It is difficult to be in the presence of Al Pacino and not think that something is being cooked: a coup, a murder, a master move that gives absolute control of the New York neighborhoods ... And more if he makes it easy: dressed with Sunglasses with leopard print, a long scarf falling on both sides of his robust figure and gesturing with his hands full of rings. His raspy voice and his Bronx accent make up a scene between reality and fiction: "Yes friends, it's me, even if it doesn't seem like it ... what happens is that I don't want you to see how my eyes cry."

Because the truth, as you could see in his passage through London - where he literally stumbled on the red carpet of the Bafta - is that as much as it hurts the viewer, and the world of cinema in general, Al Pacino has grown older. At 79, and without that subtracting a pinch of talent or energy - this past year he has worked in The Irish , Once upon a time in ... Hollywood and Hunters , the series that premieres Amazon Prime Video this Friday -, we can be before the last blows of Italian-American talent.

«What if I have now switched to streaming ? Na , I don't think so, these things are chasing me, they are coincidence normally. You go through life and things are happening to you, directing. For example, I stopped between 85 and 89 and stopped working ... until the money disappeared, ”the Oscar winner explained with a sneer during a meeting with the press in London for the Hunters premiere in which he was present THE WORLD. “Even so, I was fine, but once a guy in a park in New York came and shouted at me: 'Hey, what's wrong with you, where have you been? Go back to the movies at once . ' There is nothing like someone talking to you that way.

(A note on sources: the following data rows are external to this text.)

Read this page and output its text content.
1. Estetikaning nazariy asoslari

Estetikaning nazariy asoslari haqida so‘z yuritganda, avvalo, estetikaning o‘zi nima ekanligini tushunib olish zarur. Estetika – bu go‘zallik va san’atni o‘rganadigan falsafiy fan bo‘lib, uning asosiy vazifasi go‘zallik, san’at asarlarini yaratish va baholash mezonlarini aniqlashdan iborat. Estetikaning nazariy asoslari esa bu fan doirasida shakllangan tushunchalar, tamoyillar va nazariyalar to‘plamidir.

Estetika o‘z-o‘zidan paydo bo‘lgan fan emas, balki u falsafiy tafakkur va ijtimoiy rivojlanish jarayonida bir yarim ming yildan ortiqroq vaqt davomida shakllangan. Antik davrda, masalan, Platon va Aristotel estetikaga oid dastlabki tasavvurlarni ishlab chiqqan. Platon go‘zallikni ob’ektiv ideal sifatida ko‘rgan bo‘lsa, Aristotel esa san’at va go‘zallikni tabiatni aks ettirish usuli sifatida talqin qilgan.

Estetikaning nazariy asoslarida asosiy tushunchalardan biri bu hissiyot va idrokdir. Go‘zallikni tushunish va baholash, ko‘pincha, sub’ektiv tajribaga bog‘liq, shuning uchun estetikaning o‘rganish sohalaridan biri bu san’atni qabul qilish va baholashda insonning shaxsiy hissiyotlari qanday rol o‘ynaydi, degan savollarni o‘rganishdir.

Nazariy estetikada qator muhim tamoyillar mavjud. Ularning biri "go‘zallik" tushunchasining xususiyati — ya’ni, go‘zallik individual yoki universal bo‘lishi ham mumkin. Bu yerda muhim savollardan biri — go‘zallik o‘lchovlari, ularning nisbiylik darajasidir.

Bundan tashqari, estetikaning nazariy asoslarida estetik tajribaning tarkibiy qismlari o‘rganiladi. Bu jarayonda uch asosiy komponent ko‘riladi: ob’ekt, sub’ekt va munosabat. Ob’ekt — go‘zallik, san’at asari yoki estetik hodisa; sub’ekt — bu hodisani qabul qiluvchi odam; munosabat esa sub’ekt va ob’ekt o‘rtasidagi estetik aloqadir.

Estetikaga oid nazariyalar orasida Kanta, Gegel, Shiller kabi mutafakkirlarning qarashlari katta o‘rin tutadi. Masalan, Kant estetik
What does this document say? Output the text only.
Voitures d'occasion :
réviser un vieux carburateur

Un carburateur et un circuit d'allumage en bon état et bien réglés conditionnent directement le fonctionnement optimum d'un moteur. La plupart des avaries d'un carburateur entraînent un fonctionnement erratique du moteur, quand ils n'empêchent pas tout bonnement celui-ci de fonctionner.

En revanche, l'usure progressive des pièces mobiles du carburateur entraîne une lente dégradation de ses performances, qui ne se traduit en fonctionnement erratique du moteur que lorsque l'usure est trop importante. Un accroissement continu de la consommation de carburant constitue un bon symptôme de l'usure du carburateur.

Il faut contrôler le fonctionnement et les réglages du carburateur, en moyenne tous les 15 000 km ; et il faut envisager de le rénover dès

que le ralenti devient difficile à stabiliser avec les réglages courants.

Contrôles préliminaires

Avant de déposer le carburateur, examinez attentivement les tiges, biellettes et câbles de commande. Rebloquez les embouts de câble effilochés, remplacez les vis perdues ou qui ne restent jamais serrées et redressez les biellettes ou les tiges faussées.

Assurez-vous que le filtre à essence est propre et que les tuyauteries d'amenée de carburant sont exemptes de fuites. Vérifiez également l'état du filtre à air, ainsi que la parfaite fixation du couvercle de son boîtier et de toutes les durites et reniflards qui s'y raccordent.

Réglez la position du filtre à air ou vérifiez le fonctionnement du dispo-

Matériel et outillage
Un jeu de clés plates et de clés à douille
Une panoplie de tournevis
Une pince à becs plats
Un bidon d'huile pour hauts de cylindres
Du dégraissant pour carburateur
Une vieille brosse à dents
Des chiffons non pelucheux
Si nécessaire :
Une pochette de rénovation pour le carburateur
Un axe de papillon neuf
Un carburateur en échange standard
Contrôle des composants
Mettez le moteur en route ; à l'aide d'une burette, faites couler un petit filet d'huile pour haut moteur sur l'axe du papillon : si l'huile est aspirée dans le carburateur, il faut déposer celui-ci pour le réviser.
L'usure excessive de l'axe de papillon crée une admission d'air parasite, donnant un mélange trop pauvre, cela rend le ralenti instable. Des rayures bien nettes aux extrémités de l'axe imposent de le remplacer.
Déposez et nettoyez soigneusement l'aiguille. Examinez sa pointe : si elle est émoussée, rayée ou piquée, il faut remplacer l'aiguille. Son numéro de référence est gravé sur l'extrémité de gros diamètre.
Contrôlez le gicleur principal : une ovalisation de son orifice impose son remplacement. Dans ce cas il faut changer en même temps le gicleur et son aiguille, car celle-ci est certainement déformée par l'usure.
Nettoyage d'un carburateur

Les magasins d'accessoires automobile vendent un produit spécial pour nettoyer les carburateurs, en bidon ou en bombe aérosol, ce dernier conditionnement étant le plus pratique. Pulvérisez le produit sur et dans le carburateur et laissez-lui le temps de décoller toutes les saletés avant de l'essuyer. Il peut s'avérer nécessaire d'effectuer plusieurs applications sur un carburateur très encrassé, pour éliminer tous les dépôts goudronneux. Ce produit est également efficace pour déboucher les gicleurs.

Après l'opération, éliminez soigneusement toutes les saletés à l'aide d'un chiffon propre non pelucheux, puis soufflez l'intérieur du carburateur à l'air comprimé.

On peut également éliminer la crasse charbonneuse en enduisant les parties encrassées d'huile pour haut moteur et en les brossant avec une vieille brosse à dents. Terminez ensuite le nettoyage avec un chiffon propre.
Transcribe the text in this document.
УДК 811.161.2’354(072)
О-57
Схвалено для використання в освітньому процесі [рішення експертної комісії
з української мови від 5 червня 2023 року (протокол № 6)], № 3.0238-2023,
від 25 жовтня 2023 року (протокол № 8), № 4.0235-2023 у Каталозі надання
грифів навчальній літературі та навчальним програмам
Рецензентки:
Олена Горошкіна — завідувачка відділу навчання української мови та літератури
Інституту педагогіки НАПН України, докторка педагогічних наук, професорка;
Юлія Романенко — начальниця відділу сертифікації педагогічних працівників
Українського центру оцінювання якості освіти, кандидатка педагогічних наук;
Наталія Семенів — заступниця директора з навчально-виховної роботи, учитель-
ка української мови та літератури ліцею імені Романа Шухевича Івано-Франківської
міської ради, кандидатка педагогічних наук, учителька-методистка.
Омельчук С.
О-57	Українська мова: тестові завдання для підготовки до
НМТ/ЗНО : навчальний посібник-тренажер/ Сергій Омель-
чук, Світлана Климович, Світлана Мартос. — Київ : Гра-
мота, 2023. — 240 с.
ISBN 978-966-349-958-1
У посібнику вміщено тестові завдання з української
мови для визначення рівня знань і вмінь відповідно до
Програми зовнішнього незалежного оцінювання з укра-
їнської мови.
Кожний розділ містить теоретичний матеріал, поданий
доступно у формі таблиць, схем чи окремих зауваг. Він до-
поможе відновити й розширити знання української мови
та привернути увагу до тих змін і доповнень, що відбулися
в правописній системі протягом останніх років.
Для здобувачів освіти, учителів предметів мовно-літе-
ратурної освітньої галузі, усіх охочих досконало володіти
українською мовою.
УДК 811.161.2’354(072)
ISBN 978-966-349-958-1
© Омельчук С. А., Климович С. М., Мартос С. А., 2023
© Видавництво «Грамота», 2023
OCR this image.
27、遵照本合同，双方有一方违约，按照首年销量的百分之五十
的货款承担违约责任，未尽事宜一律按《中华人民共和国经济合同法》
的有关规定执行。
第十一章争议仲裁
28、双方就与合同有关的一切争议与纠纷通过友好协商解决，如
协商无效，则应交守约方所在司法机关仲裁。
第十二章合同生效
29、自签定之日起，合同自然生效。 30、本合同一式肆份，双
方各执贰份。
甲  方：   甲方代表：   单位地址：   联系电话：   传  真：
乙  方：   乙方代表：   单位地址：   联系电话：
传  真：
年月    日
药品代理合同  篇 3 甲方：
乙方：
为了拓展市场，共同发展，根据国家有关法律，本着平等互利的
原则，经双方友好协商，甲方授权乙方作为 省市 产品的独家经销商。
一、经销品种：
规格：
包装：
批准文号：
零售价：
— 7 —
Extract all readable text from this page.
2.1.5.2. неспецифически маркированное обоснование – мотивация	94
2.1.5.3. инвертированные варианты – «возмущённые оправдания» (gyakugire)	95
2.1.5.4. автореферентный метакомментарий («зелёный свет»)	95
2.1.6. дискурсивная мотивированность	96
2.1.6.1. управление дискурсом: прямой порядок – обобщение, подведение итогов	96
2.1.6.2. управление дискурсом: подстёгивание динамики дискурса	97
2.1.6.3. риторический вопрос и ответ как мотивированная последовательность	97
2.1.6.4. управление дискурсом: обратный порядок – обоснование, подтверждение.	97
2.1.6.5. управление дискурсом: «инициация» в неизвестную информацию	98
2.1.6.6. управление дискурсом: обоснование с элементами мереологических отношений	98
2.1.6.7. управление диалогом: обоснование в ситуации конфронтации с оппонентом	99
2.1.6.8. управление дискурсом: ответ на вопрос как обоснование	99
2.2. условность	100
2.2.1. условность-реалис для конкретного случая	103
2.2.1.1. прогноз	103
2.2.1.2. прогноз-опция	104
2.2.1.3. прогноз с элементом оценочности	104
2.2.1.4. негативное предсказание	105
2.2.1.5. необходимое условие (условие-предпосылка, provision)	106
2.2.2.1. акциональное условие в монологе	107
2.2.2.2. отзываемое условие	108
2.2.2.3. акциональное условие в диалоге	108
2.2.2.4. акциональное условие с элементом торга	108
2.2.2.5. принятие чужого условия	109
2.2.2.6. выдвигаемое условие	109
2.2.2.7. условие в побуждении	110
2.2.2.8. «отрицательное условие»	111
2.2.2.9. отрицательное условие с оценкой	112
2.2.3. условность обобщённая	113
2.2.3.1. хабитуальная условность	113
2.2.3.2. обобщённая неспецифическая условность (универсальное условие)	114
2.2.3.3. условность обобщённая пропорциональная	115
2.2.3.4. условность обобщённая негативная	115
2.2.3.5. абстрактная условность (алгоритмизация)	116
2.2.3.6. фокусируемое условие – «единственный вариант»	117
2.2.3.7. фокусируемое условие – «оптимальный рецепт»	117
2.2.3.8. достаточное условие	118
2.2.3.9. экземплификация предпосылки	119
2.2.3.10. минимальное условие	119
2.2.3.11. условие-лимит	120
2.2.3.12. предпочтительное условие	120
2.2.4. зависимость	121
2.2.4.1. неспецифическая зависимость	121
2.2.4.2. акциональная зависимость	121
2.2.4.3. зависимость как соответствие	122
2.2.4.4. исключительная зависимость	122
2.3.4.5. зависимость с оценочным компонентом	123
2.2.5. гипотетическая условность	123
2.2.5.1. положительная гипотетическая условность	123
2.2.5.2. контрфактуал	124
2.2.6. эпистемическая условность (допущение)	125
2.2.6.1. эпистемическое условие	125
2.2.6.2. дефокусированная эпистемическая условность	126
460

In his first appearance in the new universe of the series, Pacino, who acknowledges not seeing "too much television" even though he now has "all platforms such as Netflix or Amazon Prime Video," plays the leader of a Jewish squad that is dedicated to hunt Nazi exiles in the US. The plot, which runs 30 years after the end of World War II, combines explicit violence, tragedy and even comedy in a way that begins to become the hallmark of the video platform of the e-commerce giant.

"It is a very complex issue, production and history are very eclectic, but at the same time it is a hard, funny and tragic script that sometimes makes your tongue lock," he analyzes. "I already had prior knowledge, but it is very difficult to try to understand the Holocaust without having lived it," he explains: "Even so, I grew up in the South Bronx, which was one of the most integrating neighborhoods of postwar society, although of course, fundamentally of Jews. We climbed to the roof at night and listened to that cacophony of dialects. It was impressive now that I think about it. It was very diverse , we were all from different places and different nationalities, but we had common goals.

«Many of my friends from that time died because of their heroin addiction. He had one at that time who was a brilliant guy, but at the same time a savage, he liked to steal buses and he was already a junkie when he was 14 years old. The fact is that this boy always carried a Dostoevsky book in his back pocket. He died very young. There were many of these dramas when I was little, and I think that really fueled who I am », remember now with the melancholy that gives the experience. "My best friends were Jews, Irish, Poles ... This kind of life was poor, yes, but at the same time very enriching ."

About to become an octogenarian, Pacino says he starts analyzing his career in a different way. «Before, I only watched my movies before they left, because I felt like I could have something to say, but then I didn't see them again. Now I do, surely because of being getting old ... lately I blame it on all that, "he says between laughs.

"It's amazing because when I watch my movies I start to wonder what I can learn from them," he says. "It's like looking at photographs of the past , I hope it's something that happens to me, but the truth is that I'm very surprised at some of the things I've done, I feel I understand them more," he adds: "My children don't want to see my movies, they don't care much, but I'm going to make Logan (Lerman) - the co-star - watch them.

A young pupil in the path of the hunter

"That was our first conversation when David (Weil) - creator of 'Hunters' - and Nikki (Tuscan) - executive producer - contacted me for the role. I asked them: What is morality for you? Do you have to become a bad person to fight the bad guys? ", explains Logan Lerman (California, 1992), who plays Jonah Heidelbaum, a young Jew who joins the squad of 'hunters' to avenge his grandmother's murder at the hands of a Nazi. "Mine was a hero. He stole potato skins risking his life to feed his companions in Auschwitz, and he resisted even though he worked collecting the bodies of those they killed. He wanted to make it clear that the Jews were something else that victims there, we also show courage, "explains Weil, who wrote the script for the series five years ago.